Eye-catching benches are a theme in their gardens, each one unique and placed where one would naturally want to sit and absorb the surroundings. A black curvilinear Lutyens-style bench rests in front of a deep perennial bed. The garden bed features fountain-like Miscanthus layered with perennials including boldly golden Ligularia dentata with its large leathery leaves complementing violet purple Balloon Flower (Platycodon grandifloras) with its softer oval shaped leaves. These are underplanted with fleshy-leaved geraniums and other toe-level foliage.
In pleasing contrast, nearby is a vividly bright red aluminum bench and chair set that brings chic slatted detailing and a punch of fun to the landscape. It sits upon wide, flat stones that Anne calls a ‘stone rug’ under a towering shade tree. “I call it a stone rug because it is too small to be called a patio!” she exclaimed.
One of the first gardens they installed was a vegetable garden producing tarragon, peas, and asparagus, the latter of which they let go to seed in the fall for its lovely tall and frothy mature form. Later, in 2008, Bruce started a garden placed in the grassy open yard which Anne quickly dubbed “The Titanic” for its oval shape highlighted by a tall Acer griseum (Paperbark Maple) near the midpoint and a prolific Hydrangea ‘Incrediball’ anchoring the end, mimicking the ill-fated ship’s design. The ‘Incrediball’ is a favorite shrub, starting low and growing 5 feet in one season and always blooming profusely.
Early spring color comes from a charming ephemeral garden hosting Barrenworts and Fairywings, Sanguinaria canadensis (Single Bloodroot), Sanguinaria canadensis ‘Multiplex’ (Double Bloodroot), Dog-toothed Violet (Erythronium pagoda), Trout Lily (Erythronium americanum), and others. It is a welcome sight, blooming before the overhead trees leaf out. All the other beds have been added to and tweaked over time, their design largely influenced by the English cottage garden style. Bruce stated, “I am proud to say I planted almost every plant we have, and that is in the 100’s, with a hand shovel!”
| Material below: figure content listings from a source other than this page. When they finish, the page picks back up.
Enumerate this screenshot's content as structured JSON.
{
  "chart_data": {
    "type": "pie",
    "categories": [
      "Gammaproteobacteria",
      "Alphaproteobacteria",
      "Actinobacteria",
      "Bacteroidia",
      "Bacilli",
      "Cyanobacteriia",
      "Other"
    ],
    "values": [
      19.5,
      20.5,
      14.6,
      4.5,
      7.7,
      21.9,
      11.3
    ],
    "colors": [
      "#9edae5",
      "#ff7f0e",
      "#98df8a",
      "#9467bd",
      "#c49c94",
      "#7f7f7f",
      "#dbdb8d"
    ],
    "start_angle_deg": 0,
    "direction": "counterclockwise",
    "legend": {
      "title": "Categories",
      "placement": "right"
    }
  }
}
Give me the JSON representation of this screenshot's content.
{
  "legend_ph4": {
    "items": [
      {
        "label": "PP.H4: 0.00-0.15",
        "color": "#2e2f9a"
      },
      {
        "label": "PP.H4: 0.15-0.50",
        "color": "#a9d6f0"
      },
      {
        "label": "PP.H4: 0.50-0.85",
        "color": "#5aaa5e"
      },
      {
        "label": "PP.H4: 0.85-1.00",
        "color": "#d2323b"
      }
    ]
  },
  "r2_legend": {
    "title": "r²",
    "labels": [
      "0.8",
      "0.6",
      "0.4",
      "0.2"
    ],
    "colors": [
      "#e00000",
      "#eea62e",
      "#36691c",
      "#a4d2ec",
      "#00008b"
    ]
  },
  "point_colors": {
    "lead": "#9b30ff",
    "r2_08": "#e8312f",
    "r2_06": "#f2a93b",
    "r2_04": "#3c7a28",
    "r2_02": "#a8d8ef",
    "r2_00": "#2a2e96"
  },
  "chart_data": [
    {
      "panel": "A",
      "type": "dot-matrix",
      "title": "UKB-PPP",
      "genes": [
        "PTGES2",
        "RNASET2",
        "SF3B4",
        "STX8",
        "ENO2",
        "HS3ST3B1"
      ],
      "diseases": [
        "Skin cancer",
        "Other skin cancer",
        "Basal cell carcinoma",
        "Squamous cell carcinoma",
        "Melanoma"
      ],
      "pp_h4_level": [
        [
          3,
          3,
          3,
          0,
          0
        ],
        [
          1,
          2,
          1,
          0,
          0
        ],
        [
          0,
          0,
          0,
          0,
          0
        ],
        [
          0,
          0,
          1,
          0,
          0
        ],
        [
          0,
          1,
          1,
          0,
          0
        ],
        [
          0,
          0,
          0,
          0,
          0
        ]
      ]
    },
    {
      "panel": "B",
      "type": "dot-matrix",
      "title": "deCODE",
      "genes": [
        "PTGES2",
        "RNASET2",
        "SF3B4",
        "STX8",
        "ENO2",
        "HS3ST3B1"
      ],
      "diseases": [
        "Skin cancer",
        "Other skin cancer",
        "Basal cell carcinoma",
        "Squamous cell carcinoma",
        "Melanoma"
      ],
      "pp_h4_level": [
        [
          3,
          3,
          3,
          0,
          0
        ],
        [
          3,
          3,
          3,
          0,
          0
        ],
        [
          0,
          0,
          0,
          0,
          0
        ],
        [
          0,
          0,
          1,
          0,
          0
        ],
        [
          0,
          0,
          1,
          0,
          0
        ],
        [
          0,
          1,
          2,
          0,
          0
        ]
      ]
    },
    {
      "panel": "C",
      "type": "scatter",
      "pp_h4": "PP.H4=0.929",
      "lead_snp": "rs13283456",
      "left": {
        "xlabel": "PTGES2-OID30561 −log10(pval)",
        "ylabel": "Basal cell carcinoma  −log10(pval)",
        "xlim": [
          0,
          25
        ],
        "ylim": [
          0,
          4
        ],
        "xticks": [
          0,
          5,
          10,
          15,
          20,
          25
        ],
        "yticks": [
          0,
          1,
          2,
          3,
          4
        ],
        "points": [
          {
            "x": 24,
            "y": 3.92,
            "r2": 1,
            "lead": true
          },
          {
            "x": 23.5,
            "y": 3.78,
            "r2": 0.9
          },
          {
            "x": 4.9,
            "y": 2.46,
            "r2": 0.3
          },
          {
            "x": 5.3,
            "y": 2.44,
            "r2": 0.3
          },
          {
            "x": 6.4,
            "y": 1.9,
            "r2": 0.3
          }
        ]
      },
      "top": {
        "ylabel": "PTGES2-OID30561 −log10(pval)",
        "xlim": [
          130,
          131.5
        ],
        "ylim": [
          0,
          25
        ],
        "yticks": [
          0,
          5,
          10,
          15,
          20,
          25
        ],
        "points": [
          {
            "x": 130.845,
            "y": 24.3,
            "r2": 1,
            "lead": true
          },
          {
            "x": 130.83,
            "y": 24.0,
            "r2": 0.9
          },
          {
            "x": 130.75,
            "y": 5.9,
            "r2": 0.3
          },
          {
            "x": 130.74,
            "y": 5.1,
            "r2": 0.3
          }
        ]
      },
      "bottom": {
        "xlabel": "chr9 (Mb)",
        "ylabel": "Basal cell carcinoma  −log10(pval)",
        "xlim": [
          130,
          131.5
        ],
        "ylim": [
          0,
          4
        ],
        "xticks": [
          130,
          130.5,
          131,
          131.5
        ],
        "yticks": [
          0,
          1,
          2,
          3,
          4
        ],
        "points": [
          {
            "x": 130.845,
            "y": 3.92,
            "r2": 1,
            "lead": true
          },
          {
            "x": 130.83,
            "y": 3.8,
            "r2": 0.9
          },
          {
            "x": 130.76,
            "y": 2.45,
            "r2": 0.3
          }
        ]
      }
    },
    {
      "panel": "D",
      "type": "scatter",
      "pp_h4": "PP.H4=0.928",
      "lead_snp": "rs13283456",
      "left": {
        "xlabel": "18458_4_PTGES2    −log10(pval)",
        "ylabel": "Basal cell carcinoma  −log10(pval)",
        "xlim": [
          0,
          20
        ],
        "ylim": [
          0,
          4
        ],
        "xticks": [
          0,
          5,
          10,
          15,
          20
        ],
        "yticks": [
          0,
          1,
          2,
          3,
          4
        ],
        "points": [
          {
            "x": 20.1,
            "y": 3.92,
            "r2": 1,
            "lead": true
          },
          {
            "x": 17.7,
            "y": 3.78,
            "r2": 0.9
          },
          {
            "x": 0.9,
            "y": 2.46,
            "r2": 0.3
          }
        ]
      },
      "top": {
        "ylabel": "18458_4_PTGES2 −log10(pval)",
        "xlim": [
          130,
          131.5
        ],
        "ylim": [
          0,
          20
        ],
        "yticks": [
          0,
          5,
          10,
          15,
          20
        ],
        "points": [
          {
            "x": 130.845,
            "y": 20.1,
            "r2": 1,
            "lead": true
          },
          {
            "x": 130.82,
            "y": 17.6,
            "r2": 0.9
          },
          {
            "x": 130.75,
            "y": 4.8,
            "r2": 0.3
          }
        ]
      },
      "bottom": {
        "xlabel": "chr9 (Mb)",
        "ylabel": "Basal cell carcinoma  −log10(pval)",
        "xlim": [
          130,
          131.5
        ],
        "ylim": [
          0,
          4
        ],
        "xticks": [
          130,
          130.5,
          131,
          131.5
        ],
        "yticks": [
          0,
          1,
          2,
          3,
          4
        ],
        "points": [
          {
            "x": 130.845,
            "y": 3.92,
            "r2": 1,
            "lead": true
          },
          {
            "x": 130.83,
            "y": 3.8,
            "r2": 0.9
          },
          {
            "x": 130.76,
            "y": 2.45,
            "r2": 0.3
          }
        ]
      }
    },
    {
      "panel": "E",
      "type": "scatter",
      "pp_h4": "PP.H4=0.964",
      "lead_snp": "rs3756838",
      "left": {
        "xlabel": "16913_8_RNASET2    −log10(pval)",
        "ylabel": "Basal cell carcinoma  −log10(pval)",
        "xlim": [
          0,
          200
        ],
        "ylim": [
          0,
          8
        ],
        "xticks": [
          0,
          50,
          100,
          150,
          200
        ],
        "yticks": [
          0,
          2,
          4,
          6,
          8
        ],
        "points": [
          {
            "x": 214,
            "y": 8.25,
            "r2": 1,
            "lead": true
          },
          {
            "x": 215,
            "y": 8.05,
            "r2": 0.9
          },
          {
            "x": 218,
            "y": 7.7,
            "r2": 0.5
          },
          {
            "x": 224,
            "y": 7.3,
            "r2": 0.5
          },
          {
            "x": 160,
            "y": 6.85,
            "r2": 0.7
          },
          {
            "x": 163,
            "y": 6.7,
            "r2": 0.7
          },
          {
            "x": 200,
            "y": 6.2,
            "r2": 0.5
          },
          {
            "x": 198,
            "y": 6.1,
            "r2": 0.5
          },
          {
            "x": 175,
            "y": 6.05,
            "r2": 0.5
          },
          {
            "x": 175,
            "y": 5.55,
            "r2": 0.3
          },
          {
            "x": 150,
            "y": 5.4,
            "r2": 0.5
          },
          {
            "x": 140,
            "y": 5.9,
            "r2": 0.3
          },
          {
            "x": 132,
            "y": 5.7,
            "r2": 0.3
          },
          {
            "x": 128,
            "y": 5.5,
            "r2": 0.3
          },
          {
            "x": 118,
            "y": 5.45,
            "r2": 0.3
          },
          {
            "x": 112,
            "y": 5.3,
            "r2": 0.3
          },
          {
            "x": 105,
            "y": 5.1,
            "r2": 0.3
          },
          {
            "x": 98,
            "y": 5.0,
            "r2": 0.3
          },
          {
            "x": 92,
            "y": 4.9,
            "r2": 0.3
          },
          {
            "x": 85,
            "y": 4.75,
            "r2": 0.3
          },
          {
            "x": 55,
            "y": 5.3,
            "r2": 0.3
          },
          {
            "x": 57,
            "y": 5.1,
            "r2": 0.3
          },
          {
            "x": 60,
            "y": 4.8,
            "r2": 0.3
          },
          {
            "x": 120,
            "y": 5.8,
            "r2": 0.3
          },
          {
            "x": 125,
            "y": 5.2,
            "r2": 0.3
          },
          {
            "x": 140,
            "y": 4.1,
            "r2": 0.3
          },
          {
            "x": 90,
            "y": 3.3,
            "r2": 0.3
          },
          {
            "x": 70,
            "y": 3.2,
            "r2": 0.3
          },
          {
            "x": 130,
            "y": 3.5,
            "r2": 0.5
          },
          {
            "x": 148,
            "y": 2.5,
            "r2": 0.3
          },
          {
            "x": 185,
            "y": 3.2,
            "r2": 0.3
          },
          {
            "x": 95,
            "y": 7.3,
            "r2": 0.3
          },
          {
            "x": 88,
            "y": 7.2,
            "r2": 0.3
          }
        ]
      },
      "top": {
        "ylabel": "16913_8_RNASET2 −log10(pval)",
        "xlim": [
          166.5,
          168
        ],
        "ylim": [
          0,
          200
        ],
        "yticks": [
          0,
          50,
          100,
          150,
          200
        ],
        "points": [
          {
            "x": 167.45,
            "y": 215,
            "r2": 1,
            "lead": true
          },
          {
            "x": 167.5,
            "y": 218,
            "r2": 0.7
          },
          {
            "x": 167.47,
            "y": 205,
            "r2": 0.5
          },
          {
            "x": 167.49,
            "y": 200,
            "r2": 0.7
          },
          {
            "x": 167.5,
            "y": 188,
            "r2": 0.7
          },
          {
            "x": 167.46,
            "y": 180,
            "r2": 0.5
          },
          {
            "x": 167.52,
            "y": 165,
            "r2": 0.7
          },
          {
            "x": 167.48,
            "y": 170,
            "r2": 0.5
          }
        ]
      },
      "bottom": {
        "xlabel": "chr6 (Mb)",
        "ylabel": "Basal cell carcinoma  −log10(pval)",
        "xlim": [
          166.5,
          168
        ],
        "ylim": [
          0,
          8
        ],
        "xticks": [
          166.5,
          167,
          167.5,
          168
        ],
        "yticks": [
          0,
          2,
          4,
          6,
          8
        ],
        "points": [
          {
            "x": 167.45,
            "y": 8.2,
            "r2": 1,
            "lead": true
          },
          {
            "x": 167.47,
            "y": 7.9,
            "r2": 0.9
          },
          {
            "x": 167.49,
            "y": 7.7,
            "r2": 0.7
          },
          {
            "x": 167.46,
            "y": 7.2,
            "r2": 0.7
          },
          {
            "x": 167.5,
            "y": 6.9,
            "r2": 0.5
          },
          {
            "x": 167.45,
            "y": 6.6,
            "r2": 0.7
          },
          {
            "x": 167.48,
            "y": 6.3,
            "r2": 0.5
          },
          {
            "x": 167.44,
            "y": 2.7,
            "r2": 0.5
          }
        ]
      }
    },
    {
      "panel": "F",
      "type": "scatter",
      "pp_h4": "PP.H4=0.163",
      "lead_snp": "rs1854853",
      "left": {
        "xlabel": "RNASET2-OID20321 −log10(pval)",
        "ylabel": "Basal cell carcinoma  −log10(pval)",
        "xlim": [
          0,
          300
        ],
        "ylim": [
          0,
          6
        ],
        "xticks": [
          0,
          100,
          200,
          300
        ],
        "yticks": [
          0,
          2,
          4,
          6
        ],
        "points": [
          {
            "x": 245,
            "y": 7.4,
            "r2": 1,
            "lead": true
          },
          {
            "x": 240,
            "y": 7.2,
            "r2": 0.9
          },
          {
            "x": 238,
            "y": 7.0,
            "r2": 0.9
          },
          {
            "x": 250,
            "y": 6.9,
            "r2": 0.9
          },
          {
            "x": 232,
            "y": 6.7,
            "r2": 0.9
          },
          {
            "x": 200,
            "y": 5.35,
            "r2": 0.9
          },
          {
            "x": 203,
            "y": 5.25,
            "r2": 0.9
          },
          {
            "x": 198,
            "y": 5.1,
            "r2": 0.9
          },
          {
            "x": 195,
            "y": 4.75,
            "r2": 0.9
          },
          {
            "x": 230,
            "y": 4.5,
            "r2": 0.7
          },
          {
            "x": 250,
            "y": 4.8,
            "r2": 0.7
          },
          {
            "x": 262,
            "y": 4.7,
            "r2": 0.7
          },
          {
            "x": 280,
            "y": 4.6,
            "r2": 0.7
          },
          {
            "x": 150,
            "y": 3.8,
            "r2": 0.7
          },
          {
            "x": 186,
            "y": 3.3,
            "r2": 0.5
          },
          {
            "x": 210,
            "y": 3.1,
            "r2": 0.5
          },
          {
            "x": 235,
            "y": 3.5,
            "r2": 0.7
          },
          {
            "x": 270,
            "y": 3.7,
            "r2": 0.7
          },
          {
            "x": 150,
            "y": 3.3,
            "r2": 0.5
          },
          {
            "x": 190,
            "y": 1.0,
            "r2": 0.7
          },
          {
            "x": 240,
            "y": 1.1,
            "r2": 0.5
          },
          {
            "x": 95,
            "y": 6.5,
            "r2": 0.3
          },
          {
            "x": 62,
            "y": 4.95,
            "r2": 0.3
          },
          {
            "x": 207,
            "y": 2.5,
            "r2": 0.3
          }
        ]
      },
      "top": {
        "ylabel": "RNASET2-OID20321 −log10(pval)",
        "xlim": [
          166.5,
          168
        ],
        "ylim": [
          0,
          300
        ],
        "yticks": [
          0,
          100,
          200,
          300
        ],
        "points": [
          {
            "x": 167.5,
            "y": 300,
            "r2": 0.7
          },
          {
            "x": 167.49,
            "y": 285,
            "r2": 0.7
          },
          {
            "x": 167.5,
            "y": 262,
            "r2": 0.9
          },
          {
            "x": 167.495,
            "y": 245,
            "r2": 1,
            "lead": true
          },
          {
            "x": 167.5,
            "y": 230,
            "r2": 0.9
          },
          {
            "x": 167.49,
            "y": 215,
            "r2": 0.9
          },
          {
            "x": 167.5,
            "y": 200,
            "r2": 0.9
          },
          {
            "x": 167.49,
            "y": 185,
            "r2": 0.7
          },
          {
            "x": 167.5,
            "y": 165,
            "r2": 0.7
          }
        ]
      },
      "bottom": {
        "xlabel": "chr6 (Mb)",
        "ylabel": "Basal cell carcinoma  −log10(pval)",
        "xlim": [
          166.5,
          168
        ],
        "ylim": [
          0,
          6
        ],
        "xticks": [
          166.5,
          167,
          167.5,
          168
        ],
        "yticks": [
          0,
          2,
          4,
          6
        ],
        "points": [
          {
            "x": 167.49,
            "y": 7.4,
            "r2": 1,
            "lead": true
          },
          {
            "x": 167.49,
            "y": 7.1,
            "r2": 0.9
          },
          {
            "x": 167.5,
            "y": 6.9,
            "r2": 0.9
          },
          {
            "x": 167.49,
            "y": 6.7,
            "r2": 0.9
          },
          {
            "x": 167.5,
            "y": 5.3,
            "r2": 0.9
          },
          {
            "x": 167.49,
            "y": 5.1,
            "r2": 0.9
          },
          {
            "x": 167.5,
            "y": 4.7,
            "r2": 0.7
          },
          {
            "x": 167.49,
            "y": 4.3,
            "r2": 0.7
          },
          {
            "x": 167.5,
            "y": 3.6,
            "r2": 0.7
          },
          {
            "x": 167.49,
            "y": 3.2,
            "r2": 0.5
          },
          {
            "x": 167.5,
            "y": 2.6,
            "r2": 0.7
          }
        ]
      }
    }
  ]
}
It was almost inevitable that the Aunes and the Master Gardener organization would find each other. After Bruce retired from the University of Massachusetts Amherst in 2002, he and Anne turned more of their attention to gardens and garden education. They learned of the Master Gardener association from attending a class at Nasami Farm. It was 2007 when they saw an ad in the local paper for the Western Massachusetts Master Gardener Association (WMMGA) program and decided it looked interesting and fun. They applied and were admitted together, making them the first WMMGA husband and wife team.
Bruce ran the WMMGA e-mail hotline for 10 years with Anne’s help. They have also enjoyed the wide variety of trips and symposiums WMMGA offers. Du Pont Garden, Wave Hill, the High Line garden, and Montreal Botanic Garden are just some of the fine garden trips they have taken.
Most recently, in 2016, Bruce and Anne were invited to share their extensive two decades plus of gardening experience and learning at the WMMGA Spring Symposium’s Berkshire division and gave a powerpoint presentation entitled, “Creating a Garden Environment”. In it they shared the making of their home gardens, providing invaluable resources and inspiration for interested gardeners to follow. They hope this year’s rookie Master Gardeners will enjoy their own gardening adventures through WMMGA as much as they did. “Being a Master Gardener gives you so many choices,” encourages Bruce, “Once you are a Master Gardener, you can do anything!”